Prove that if $S^k$ has a non vanishing vector field, then its antipodal map is homotopy to the identity if $k$ is even.

Question

Prove that if $S^k$ has a non vanishing vector field, then its antipodal map is homotopy to the identity if $k$ is even.

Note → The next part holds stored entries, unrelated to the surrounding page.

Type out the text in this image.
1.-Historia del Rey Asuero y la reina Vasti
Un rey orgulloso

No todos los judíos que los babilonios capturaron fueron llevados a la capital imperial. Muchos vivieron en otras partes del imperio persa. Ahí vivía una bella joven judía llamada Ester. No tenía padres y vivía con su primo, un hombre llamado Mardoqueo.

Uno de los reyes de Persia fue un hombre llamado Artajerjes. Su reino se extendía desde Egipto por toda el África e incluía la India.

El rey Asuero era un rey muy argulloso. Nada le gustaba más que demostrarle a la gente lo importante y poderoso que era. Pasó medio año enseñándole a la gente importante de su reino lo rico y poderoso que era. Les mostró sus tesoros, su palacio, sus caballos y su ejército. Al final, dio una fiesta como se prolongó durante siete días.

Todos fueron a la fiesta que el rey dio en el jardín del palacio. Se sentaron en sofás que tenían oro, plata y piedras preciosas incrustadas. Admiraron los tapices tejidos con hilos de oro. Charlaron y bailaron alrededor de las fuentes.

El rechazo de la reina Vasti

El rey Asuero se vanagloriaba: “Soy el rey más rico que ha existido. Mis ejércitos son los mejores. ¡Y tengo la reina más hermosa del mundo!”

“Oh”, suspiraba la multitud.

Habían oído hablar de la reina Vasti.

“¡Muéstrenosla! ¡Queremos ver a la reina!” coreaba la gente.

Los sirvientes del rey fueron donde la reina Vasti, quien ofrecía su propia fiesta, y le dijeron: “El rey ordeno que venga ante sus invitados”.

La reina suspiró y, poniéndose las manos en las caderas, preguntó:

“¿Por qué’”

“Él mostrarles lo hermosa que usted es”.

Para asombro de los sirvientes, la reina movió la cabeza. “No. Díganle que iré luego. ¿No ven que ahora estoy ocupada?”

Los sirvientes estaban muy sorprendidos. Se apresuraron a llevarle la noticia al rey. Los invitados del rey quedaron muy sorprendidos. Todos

Here is what I got so far.

Suppose we have an antipodal map $x \to -x$ of $S^k \to S^k$. For $k=1$ the antipodal just rotating the point by $180^o$. So let $R(\theta)$ be the rotation map counter clock wise by angle $\theta$, meaning

$$R(\theta)= \left( \begin{array}{ccc} Cos\theta & -sin\theta \\ sin\theta & Cos\theta \\ \end{array} \right)$$

Let $F(x,t)=R(\pi t)_x$. Know that $R$ is linear map, so it is smooth. Consider $S^k=\{x: x_1^2+x_2^2+...+x_k^2=1\}$

Now I'm stuck.

Answer 1

While @Sky's answer is excellent and standard, it may be a little difficult to see the intuition behind it. Let me try to elaborate a little (warning: It's not rigorous):

Suppose that we have a non-vanishing vector field $v(x)$. Through $x$, $v(x)$, and the origin $0$, there is exactly one plane which intersects $S^n$ in a big circle. The direction of $v(x)$ uniquely (and continuously) defines a half circle (of the said big circle). Now the homotopy between $I$ and the antipodal map of $S^n$ is the exact homotopy of those of $S^1$: Move the antipodal point $-x$ along the chosen half circle towards $x$.

Answer 2

If S^k has a non vanishing vector field then -I will always be homotopic to I, no matter whether k is even. Since I(x) * cos(t) + v(x) * sin(t) is the desired homopoty, where v(x) denote the normalized( that is, |v(x)|=1 ) non vanishing vector field.

Answer 3

The first thing is to try to take the path $(1-t)x+t(-x)$ and project it radially on the sphere, but you cannot do it since such a path intersects the origin. But with the non vanishing vector field $v$ you can overcome that difficulty in the following way:

First, just to have a better visualization let us do the following (this is not necessary): if $\overline{v}$ is the tangent vector field (with origin at $0$), then consider $v(x)=\overline{v}(x)+x$ (now with origin at $x$).

You just walk a little bit further from $x$ in the direction of $v(x)-x$ (you can do that once $v(x)\neq0$) by the path $$\dfrac{(1-t)x+t(v(x)-x)}{|(1-t)x+t(v(x)-x)|},\quad t\in[0,1].$$ And after you reached the destiny with $t=1$ we arrived at the point $v(x)/|v(x)|$, and now the path $(1-s)v(x)/|v(x)|+s(-x)$ never intersects the origin since $\overline{v}(x)$ is orthogonal to $-x$. Therefore you project it radially on the sphere and glue this path with the previous one, so you get the homotopy

$$H(x,t)=\begin{cases} \dfrac{(1-2t)x+2t(v(x)-x)}{|(1-2t)x+2t(v(x)-x)|}\quad\text{if}\quad t\in[0,1/2]\\ \dfrac{(2-2t)v(x)+(2t-1)(-x)}{|(2-2t)v(x)+(2t-1)(-x)|}\quad\text{if}\quad t\in[1/2,1], \end{cases}$$ which is clearly a homotopy between the identity and the antipodal map.